Impact on the economy
The macro effect: The obvious effect of rising crude oil prices is the effect it has on the country’s import bill. An exorbitant import bill increases the country’s current account deficit, which means that the value of the goods and services it imports exceeds the value of the goods and services it exports.
Oil Marketing companies (OMCs) take the hit: Further, high taxes on crude oil discourage producers from pumping enough supply to the retail market, making fuel pricey. High prices also puts pressure on the profit margin of oil marketing companies.
Inflation rising: The Economic Survey of the Government of India has estimated that a $10/barrel rise in crude oil price can increase WPI inflation by 1.7%, widen CAD by $9-10bn, and reduce economic growth by 0.2-0.3%.
Costlier manufacturing: Apart from increasing the cost of transportation, rising crude prices also makes manufacturing of certain products costlier due to great input costs, driving up prices.
Capital inflow: A rising trade deficit due to higher import bills weakens the rupee and may also cause FIIs to pull back owing to a weakening rupee vis-à-vis the strengthening dollar.

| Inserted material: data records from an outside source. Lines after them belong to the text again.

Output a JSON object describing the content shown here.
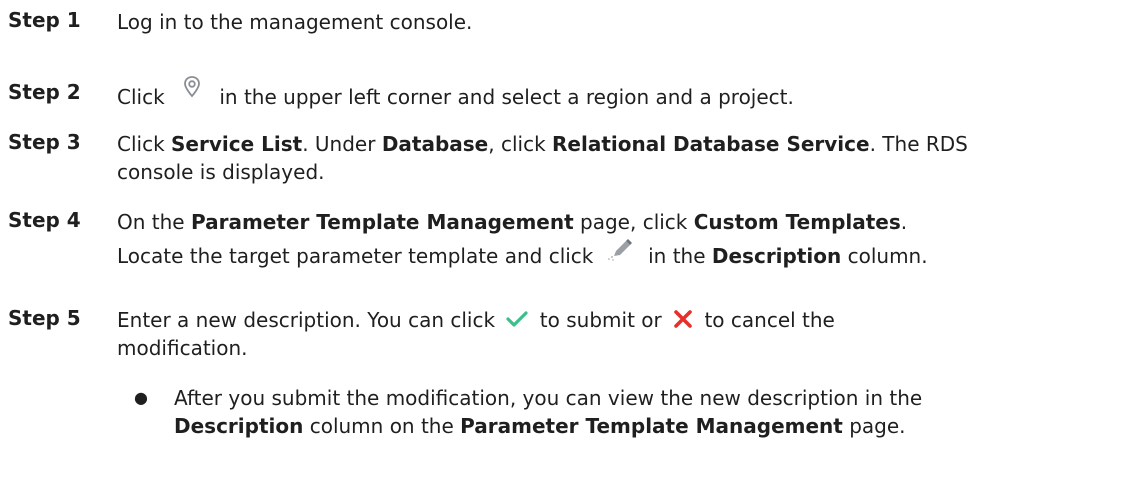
{
  "steps": [
    {
      "label": "Step 1",
      "text_a": "Log in to the management console."
    },
    {
      "label": "Step 2",
      "text_a": "Click",
      "text_b": "in the upper left corner and select a region and a project."
    },
    {
      "label": "Step 3",
      "text_a": "Click",
      "b1": "Service List",
      "text_b": ". Under",
      "b2": "Database",
      "text_c": ", click",
      "b3": "Relational Database Service",
      "text_d": ". The RDS",
      "text_e": "console is displayed."
    },
    {
      "label": "Step 4",
      "text_a": "On the",
      "b1": "Parameter Template Management",
      "text_b": "page, click",
      "b2": "Custom Templates",
      "text_c": ".",
      "text_d": "Locate the target parameter template and click",
      "text_e": "in the",
      "b3": "Description",
      "text_f": "column."
    },
    {
      "label": "Step 5",
      "text_a": "Enter a new description. You can click",
      "text_b": "to submit or",
      "text_c": "to cancel the",
      "text_d": "modification."
    }
  ],
  "bullet": {
    "dot": "●",
    "text_a": "After you submit the modification, you can view the new description in the",
    "b1": "Description",
    "text_b": "column on the",
    "b2": "Parameter Template Management",
    "text_c": "page."
  },
  "icons": {
    "location": "location-pin-icon",
    "edit": "pencil-edit-icon",
    "confirm": "checkmark-icon",
    "cancel": "cross-icon"
  },
  "colors": {
    "text": "#1f1f1f",
    "check": "#3cc08a",
    "cross": "#e5312a",
    "pin": "#8a8f96"
  }
}
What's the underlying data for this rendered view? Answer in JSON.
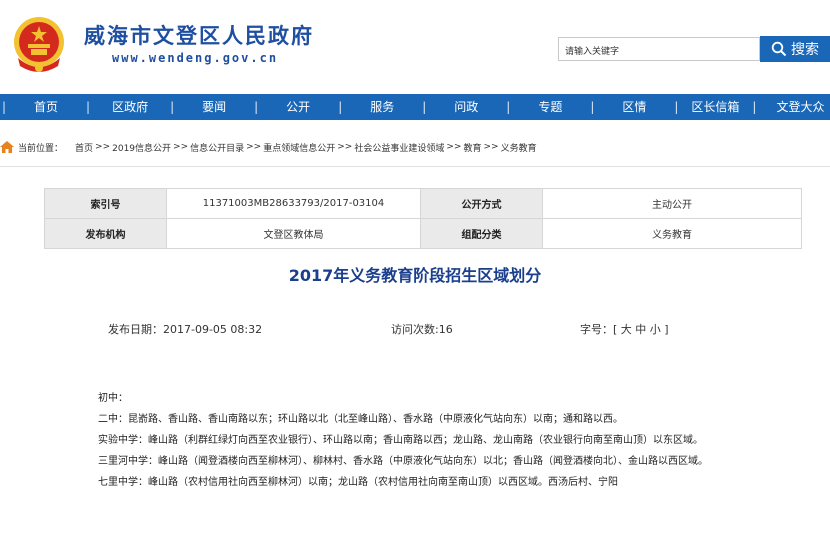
{
  "header": {
    "site_title": "威海市文登区人民政府",
    "site_url": "www.wendeng.gov.cn",
    "search_placeholder": "请输入关键字",
    "search_button": "搜索"
  },
  "colors": {
    "brand_blue": "#1a67b8",
    "title_blue": "#1a3f8c",
    "emblem_red": "#d42a1e",
    "emblem_gold": "#f2c230"
  },
  "nav": {
    "items": [
      "首页",
      "区政府",
      "要闻",
      "公开",
      "服务",
      "问政",
      "专题",
      "区情",
      "区长信箱",
      "文登大众"
    ]
  },
  "breadcrumb": {
    "label": "当前位置：",
    "items": [
      "首页",
      "2019信息公开",
      "信息公开目录",
      "重点领域信息公开",
      "社会公益事业建设领域",
      "教育",
      "义务教育"
    ],
    "separator": ">>"
  },
  "meta": {
    "index_label": "索引号",
    "index_value": "11371003MB28633793/2017-03104",
    "open_label": "公开方式",
    "open_value": "主动公开",
    "publisher_label": "发布机构",
    "publisher_value": "文登区教体局",
    "category_label": "组配分类",
    "category_value": "义务教育"
  },
  "article": {
    "title": "2017年义务教育阶段招生区域划分",
    "publish_date": "发布日期：2017-09-05 08:32",
    "visits": "访问次数:16",
    "font_size": "字号：[ 大 中 小 ]",
    "paragraphs": [
      "初中：",
      "二中：昆嵛路、香山路、香山南路以东；环山路以北（北至峰山路）、香水路（中原液化气站向东）以南；通和路以西。",
      "实验中学：峰山路（利群红绿灯向西至农业银行）、环山路以南；香山南路以西；龙山路、龙山南路（农业银行向南至南山顶）以东区域。",
      "三里河中学：峰山路（闻登酒楼向西至柳林河）、柳林村、香水路（中原液化气站向东）以北；香山路（闻登酒楼向北）、金山路以西区域。",
      "七里中学：峰山路（农村信用社向西至柳林河）以南；龙山路（农村信用社向南至南山顶）以西区域。西汤后村、宁阳"
    ]
  }
}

Burden on the middle class: The price rise mainly affects the middle class, which is not exactly a huge voter base, but notably, the saffron party’s maximum cadre comes from this segment. After demonetization and GST, rising crude prices could be a sore point for them. Moreover, though BJP believes that their voter bank has shifted to poor and dalits, inflation induced by rising prices will hit them as well.
How are the stock markets affected?
Rising crude oil prices puts downward pressure on profits, which hurts the stock market.
Stocks of oil marketing companies like HPCL, BPCL etc. are predictably affected. Such companies buy raw material, that is, crude oil at a steep price. Meanwhile, the prices of their refined products like petrol and diesel does not usually increase in the same proportion as that of crude oil prices. Thus, such companies end up losing money.
Further, airline companies like IndiGo, SpiceJet, and Jet Airways are also negatively impacted as fuel cost rises. Considering the fact that most of these companies suffer from a cash crunch, their shares might not do well owing to the risk.
As fuel prices increase, logistics costs will increase for companies dealing in FMCG products, cement, consumer goods, and agriculture, which in turn, might affect their profits and stock prices.
So, are there any possible solutions in sight?
The government can only pray that the international crude scenario settles down soon. Any cut in tax will increase the fiscal deficit, leading to a reduction in the capital expenditure during election year. If the price rise continues, the government may have to force OMCs to incur losses and sell fuel at a lower price.
For the long term, the country can move towards fulfilling its longstanding ambition of reducing its dependence on oil and moving to alternative sources such as electricity and biofuels.